Menurut Regina, pihaknya pun sudah menyusun program untuk menutup perlintasan sebidang yang ada di jalan nasional, cikal-bakal perlintasan liar (kurang dari dua meter), di jalur lintas double track, dan jalan-jalan wilayah Jabodetabek.
Dihubungi terpisah, Ketua Bidang Advokasi dan Kemasyarakatan Masyarakat Transportasi Indonesia (MTI) Djoko Setijowarno melihat, kecelakaan bus Harapan Jaya yang disambar kereta Rapih Dhoho di perlintasan sebidang tanpa palang di Desa Kelanon, Kedungwaru, Tulungagung, Jawa Timur, Minggu (27/2) merupakan cermin persoalan itu masih dianggap sepele pemda.
Djoko mencatat, saat ini ada 5.051 perlintasan sebidang yang belum ditutup. Sebesar 74% di antaranya tak dijaga, dan kerap menimbulkan kecelakaan yang menyebabkan nyawa melayang.
"Sebesar 85% kecelakaan terjadi pada perlintasan yang tidak dijaga,” katanya, Senin (7/3).
“Rasio kecelakaan fatal 40,47 per 1.000 perlintasan sebidang. Rasio kematian 14,96 per 1.000 perlintasan sebidang.”
Perlintasan sebidang, kata Djoko, terutama menimbulkan korban jiwa warga yang tak tahu seluk-beluk bahaya di daerah tertentu. Ia membeberkan syarat perlintasan sebidang yang bisa dibuat.
Pertama, dibikin jika tak membahayakan dan mengganggu kelancaran kereta api, serta lalu lintas. Kedua, di jalur tunggal dengan frekuensi dan kecepatan kereta api rendah.

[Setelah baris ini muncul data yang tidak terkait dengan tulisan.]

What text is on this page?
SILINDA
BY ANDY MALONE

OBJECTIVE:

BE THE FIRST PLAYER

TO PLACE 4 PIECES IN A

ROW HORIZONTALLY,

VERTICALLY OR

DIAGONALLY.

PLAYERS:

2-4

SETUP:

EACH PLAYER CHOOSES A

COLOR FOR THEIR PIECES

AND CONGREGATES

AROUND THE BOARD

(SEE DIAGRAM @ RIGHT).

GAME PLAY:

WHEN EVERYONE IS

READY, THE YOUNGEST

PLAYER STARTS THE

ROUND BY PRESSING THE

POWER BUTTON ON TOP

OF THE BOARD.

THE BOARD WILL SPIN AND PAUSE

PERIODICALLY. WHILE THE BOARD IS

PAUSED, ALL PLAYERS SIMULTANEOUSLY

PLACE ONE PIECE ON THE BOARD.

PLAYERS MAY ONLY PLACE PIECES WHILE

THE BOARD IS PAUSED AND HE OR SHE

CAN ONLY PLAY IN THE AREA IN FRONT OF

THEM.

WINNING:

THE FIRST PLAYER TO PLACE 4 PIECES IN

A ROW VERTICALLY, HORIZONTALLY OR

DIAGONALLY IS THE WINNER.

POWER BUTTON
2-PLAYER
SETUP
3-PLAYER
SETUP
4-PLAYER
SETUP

Djoko mengatakan, semestinya kepala daerah tanggap melihat potensi kecelakaan di perlintasan sebidang. Menurutnya, pemda cenderung lepas tangan mengatasi problem perlintasan sebidang karena menganggap hal itu tanggung jawab PT KAI dan pemerintah pusat.
“Padahal sesuai kewenangannya, (pemda) melakukan evaluasi secara berkala terhadap perpotongan sebidang,” ucap Djoko.
“(Pemda) dapat menutup perpotongan sebidang tanpa izin yang mengganggu keselamatan, perjalanan kereta api, dan lalu lintas jalan.”
Kemudian, pemda harus menata ulang keberadaan perlintasan sebidang yang dianggap dibutuhkan warga karena kondisi tertentu. Sehingga aman dilintasi.
Ia mendorong pemda, Kemenhub, dan PT KAI memonitoring perlintasan sebidang di berbagai daerah. Berdasarkan pantauannya, banyak pemda tak acuh terhadap bahaya yang mengintai di perlintasan sebidang. Celakanya, ada pula yang membiarkan perlintasan itu tanpa penjagaan.
“Seperti tidak ada yang berinisiatif mengamankan jalur kereta api,” ucapnya.
“(Contohnya) muncul ratusan perlintasan sebidang ilegal baru di Sumatera Barat.”
Djoko mengingatkan, bila pemda, Kemenhub, dan PT KAI tak bekerja sama secara serius, bakal banyak lagi nyawa yang melayang. Terutama di perlintasan yang sedikit perhatian.
"Seperti di Pemkab Tulungagung itu. Daerah itu termasuk parah,” kata dia.